Translation: the biosynthesis of polypeptide chains from mRNA templates via the ribosome. Each ribosome can accommodate virtually any mRNA and in higher organisms, aggregates of ribosomes are called polysomes

Sigma factors One of the many returns on our collective investment in genome sequencing, has been the insights gained into those genes that are essential for cell growth and reproduction. Not surprisingly, the genes encoding the polypeptides that make up RNA Pols are essential for cell viability. However, while all prokaryotes possess the genes encoding the α (rpoA)β/β'(rpoB and C) and the major σ factor,  σ70 (rpoD or sigA), there are some other regulatory factors that seem to confer advantages in regulating gene expression, that are likely to add to the physiological versatility of the organisms in which they are expressed. In the well-studied prokaryote E.coli, in addition to σ70 , we find  the following σ factors:

σ19 (fecI) - regulates the fec gene for iron transport
σ24 (rpoE) - the extreme heat stress factor
σ28 (rpoF) - the flagellar factor
σ32 (rpoH) - the heat shock factor, that is turned on when the bacteria are exposed to heat.  Some of the enzymes that are expressed upon activation of σ32 are chaperones, proteases and DNA-repair enzymes.
σ38 (rpoS) - the starvation/stationary phase sigma factor
σ54 (rpo
N) - the nitrogen-limitation factor.

Before (L) and After (R)

σ factors interact with the RNA Pol apoenzyme to generate the holoenzyme and in doing so, provide the enzyme with the capacity to recognise the -10 and -35 elements of a promoter (see figure and scheme above). The "before and after" images (LHS) show the location of the (orange) σ factor in the complex, and how its elongated shape facilitates recognition of the -10 and -35 elements (the promoter is the blue and pale green duplex above the RNA Pol). The initiation of transcription of all constitutive genes only requires the RNA Pol holoenzyme as in the "before" image. As soon as the transcriptional start site is exposed and a supply of NTPs is made available, the σ factor dissociates (the "after" image) and the elongation phase of transcription gets underway. The role of the σ factor is primarily to "target" the catalytic apparatus: by replacing the house-keeping σ factor with any of the above sigma variants, selective sets of genes can be expressed in response to one or more environmental cues. Pretty straight forward I think you'll agree. This principle of combining a core function, in this case RNA synthesis, with a variety of targeting polypeptides (in this case sigma subunits), is a common strategy used in Biology, with antibodies being a well known example. 

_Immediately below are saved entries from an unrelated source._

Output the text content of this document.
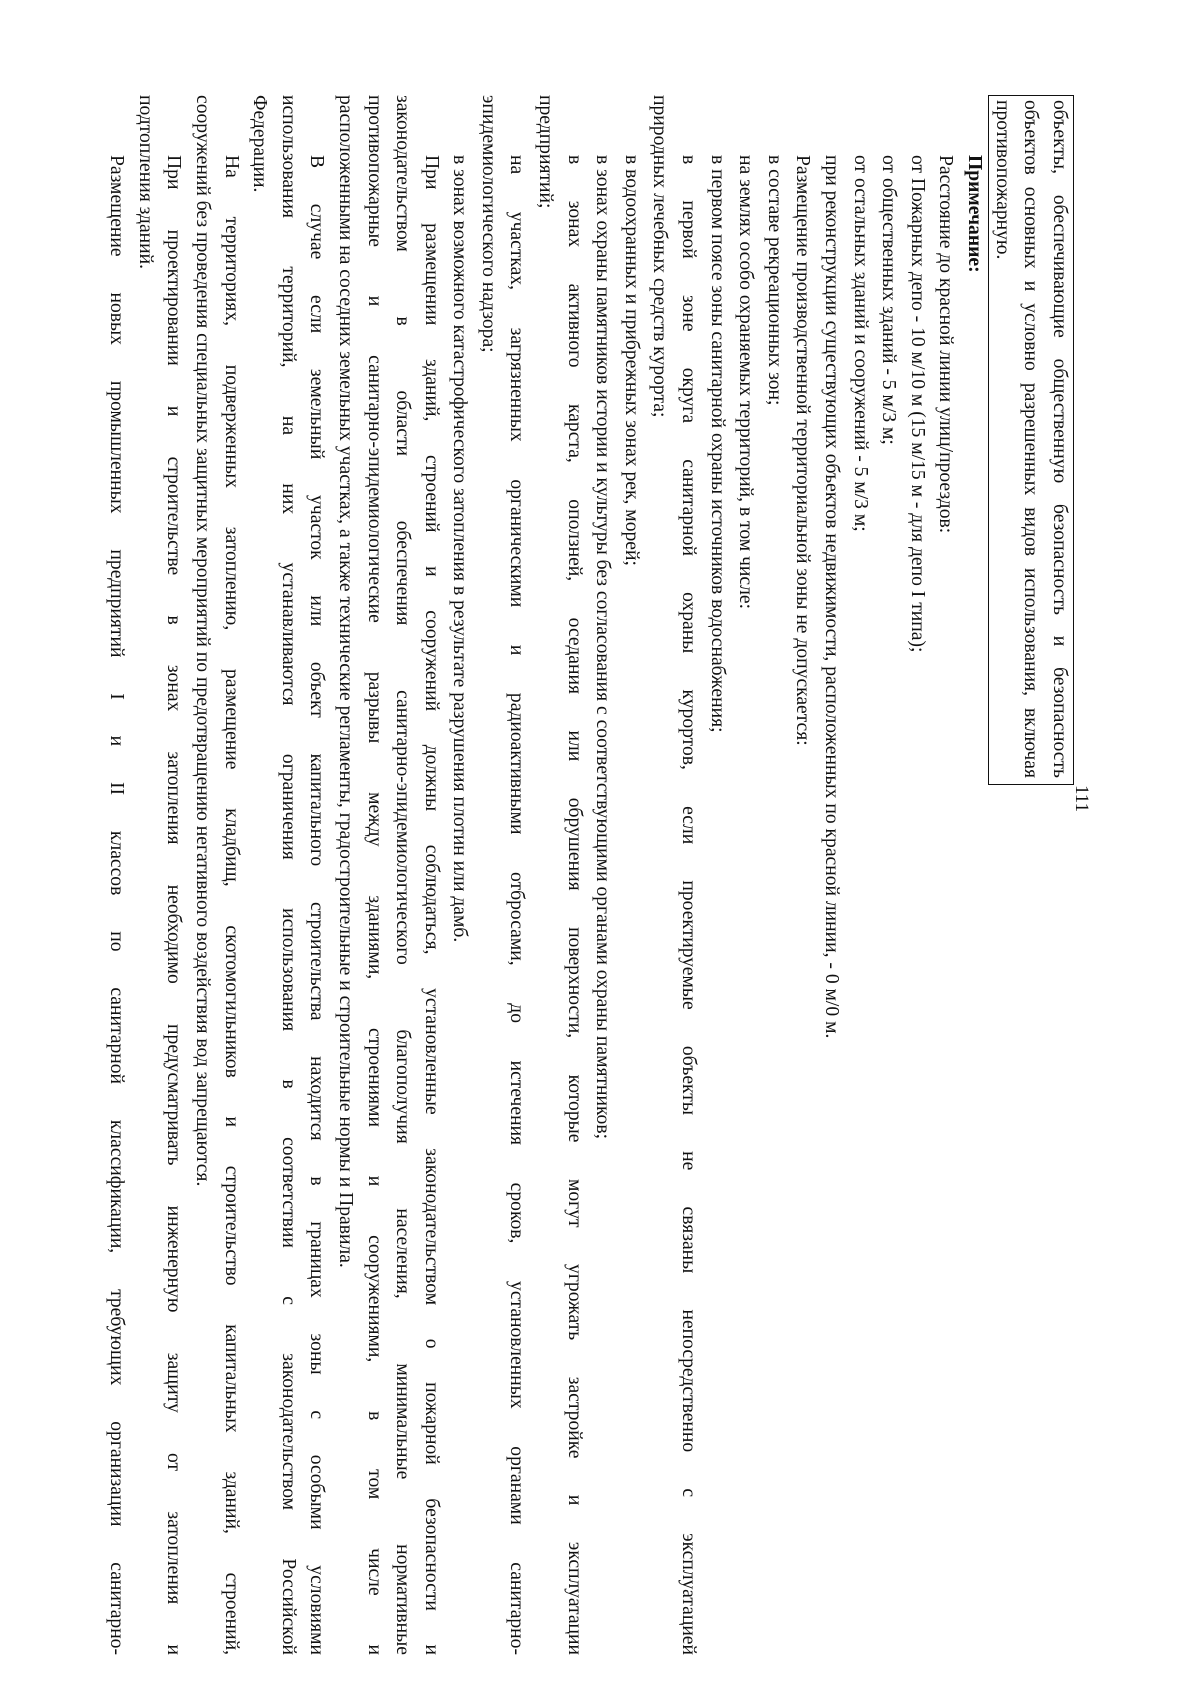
111
объекты, обеспечивающие общественную безопасность и безопасность
объектов основных и условно разрешенных видов использования, включая
противопожарную.
Примечание:
Расстояние до красной линии улиц/проездов:
от Пожарных депо - 10 м/10 м (15 м/15 м - для депо I типа);
от общественных зданий - 5 м/3 м;
от остальных зданий и сооружений - 5 м/3 м;
при реконструкции существующих объектов недвижимости, расположенных по красной линии, - 0 м/0 м.
Размещение производственной территориальной зоны не допускается:
в составе рекреационных зон;
на землях особо охраняемых территорий, в том числе:
в первом поясе зоны санитарной охраны источников водоснабжения;
в первой зоне округа санитарной охраны курортов, если проектируемые объекты не связаны непосредственно с эксплуатацией
природных лечебных средств курорта;
в водоохранных и прибрежных зонах рек, морей;
в зонах охраны памятников истории и культуры без согласования с соответствующими органами охраны памятников;
в зонах активного карста, оползней, оседания или обрушения поверхности, которые могут угрожать застройке и эксплуатации
предприятий;
на участках, загрязненных органическими и радиоактивными отбросами, до истечения сроков, установленных органами санитарно-
эпидемиологического надзора;
в зонах возможного катастрофического затопления в результате разрушения плотин или дамб.
При размещении зданий, строений и сооружений должны соблюдаться, установленные законодательством о пожарной безопасности и
законодательством в области обеспечения санитарно-эпидемиологического благополучия населения, минимальные нормативные
противопожарные и санитарно-эпидемиологические разрывы между зданиями, строениями и сооружениями, в том числе и
расположенными на соседних земельных участках, а также технические регламенты, градостроительные и строительные нормы и Правила.
В случае если земельный участок или объект капитального строительства находится в границах зоны с особыми условиями
использования территорий, на них устанавливаются ограничения использования в соответствии с законодательством Российской
Федерации.
На территориях, подверженных затоплению, размещение кладбищ, скотомогильников и строительство капитальных зданий, строений,
сооружений без проведения специальных защитных мероприятий по предотвращению негативного воздействия вод запрещаются.
При проектировании и строительстве в зонах затопления необходимо предусматривать инженерную защиту от затопления и
подтопления зданий.
Размещение новых промышленных предприятий I и II классов по санитарной классификации, требующих организации санитарно-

Anti-sigma factors The potency of σ factors has led to the evolution of antagonistic molecules, called anti-sigma factors. In some organisms, σ factors need to be attenuated [slowed] (or even abrogated [stopped]): this can be achieved by the expression of anti-sigmas. Again, the logic is pretty simple. A σ factor can be maintained in complex with an anti-sigma, until an environmental queue is triggered. Through an induced conformational switch, such as a pH transition, or the binding of a small molecule to the anti-sigma component, the two components (see the image of the T4 phage anti-sigma-σ complex, RHS) are able to dissociate and the σ factor is free to promote targeted transcription.

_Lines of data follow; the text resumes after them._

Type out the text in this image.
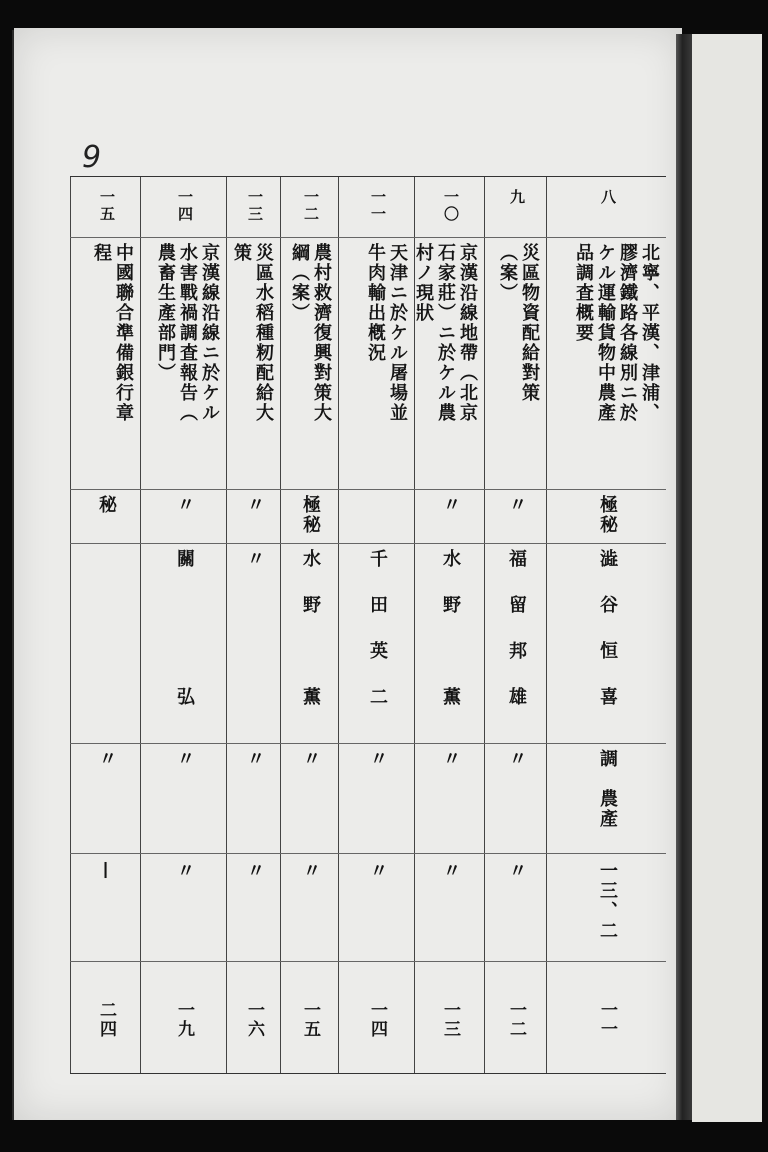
9
八
北寧、平漢、津浦、
膠濟鐵路各線別ニ於
ケル運輸貨物中農產
品調査概要
極秘
澁谷恒喜
調　農產
一三、二
一一
九
災區物資配給對策
（案）
〃
福留邦雄
〃
〃
一二
一〇
京漢沿線地帶（北京
石家莊）ニ於ケル農
村ノ現狀
〃
水野　薫
〃
〃
一三
一一
天津ニ於ケル屠場並
牛肉輸出槪況
千田英二
〃
〃
一四
一二
農村救濟復興對策大
綱（案）
極秘
水野　薫
〃
〃
一五
一三
災區水稻種籾配給大
策
〃
〃
〃
〃
一六
一四
京漢線沿線ニ於ケル
水害戰禍調査報告（
農畜生產部門）
〃
關　　弘
〃
〃
一九
一五
中國聯合準備銀行章
程
秘
〃
—
二四
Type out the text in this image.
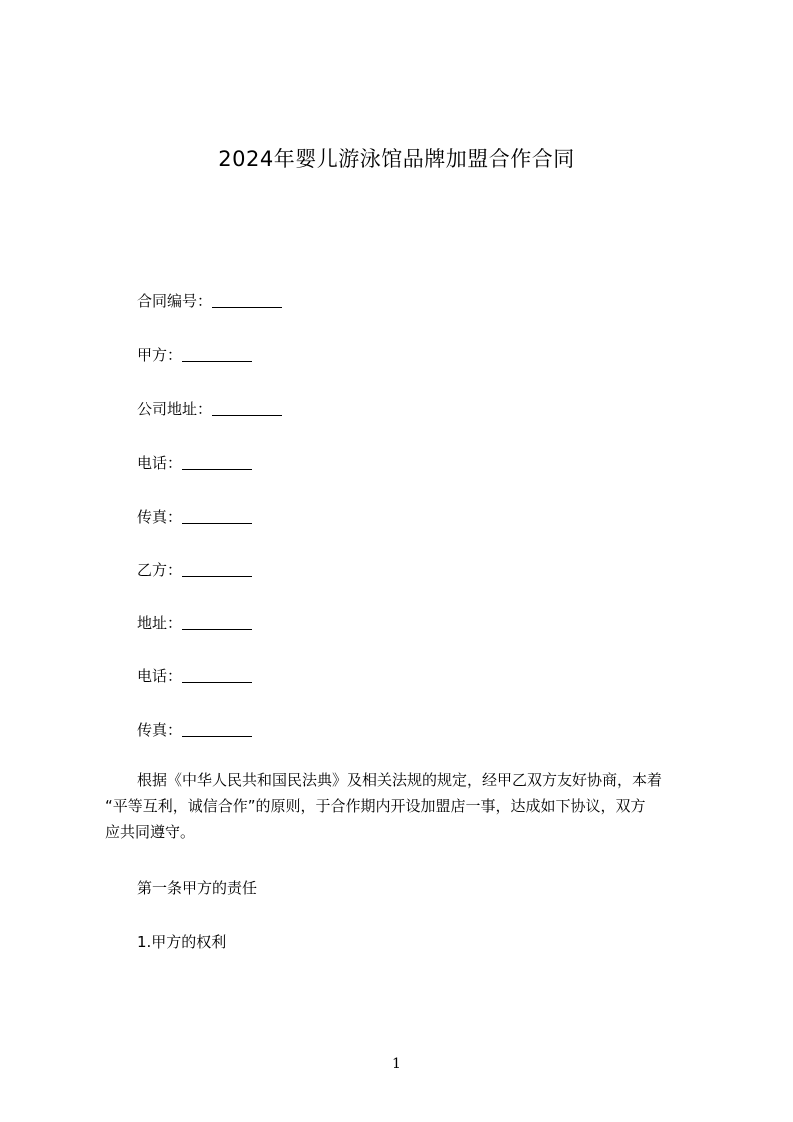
2024年婴儿游泳馆品牌加盟合作合同
合同编号：
甲方：
公司地址：
电话：
传真：
乙方：
地址：
电话：
传真：
根据《中华人民共和国民法典》及相关法规的规定，经甲乙双方友好协商，本着
“平等互利，诚信合作”的原则，于合作期内开设加盟店一事，达成如下协议，双方
应共同遵守。
第一条甲方的责任
1.甲方的权利
1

File:Lambda repressor.jpgRepressors These molecules have a special place in the history of Molecular Genetics. The work of Jacob and Monod (see an earlier post on RNA Pol) in the early 1960s laid the foundations for our understanding of gene regulation in prokaryotes and higher organisms. At the centre of their logic was the concept of the repressor, which was later defined in molecular terms as a protein molecule (although it can also be an RNA molecule) that interferes with transcription. The mode of action of repressors can be simply described as creating a road block in the path of a promoter bound RNA Pol, but since this simple concept was proposed, genetic, structural and kinetic studies have shown that repressors can inhibit RNA Pol progress by a variety of mechanisms which do not always arise from simply blocking the path of the RNA Pol, or by competing for a specific sequence in at or around the promoter. In fact, some repressors (including the lambda repressor shown left) are able to act as both repressors and activators of RNA Pol mediated transcription, and this forms the basis of the "plot" of the remarkable work from Mark Ptashne's laboratory, whose short book on this topic is a "must read" for all Molecular Biology students. Since most repressors do not form stable interactions with RNA Pols (although this is not meant to be a dogmatic statement), I will not discuss them further in this post.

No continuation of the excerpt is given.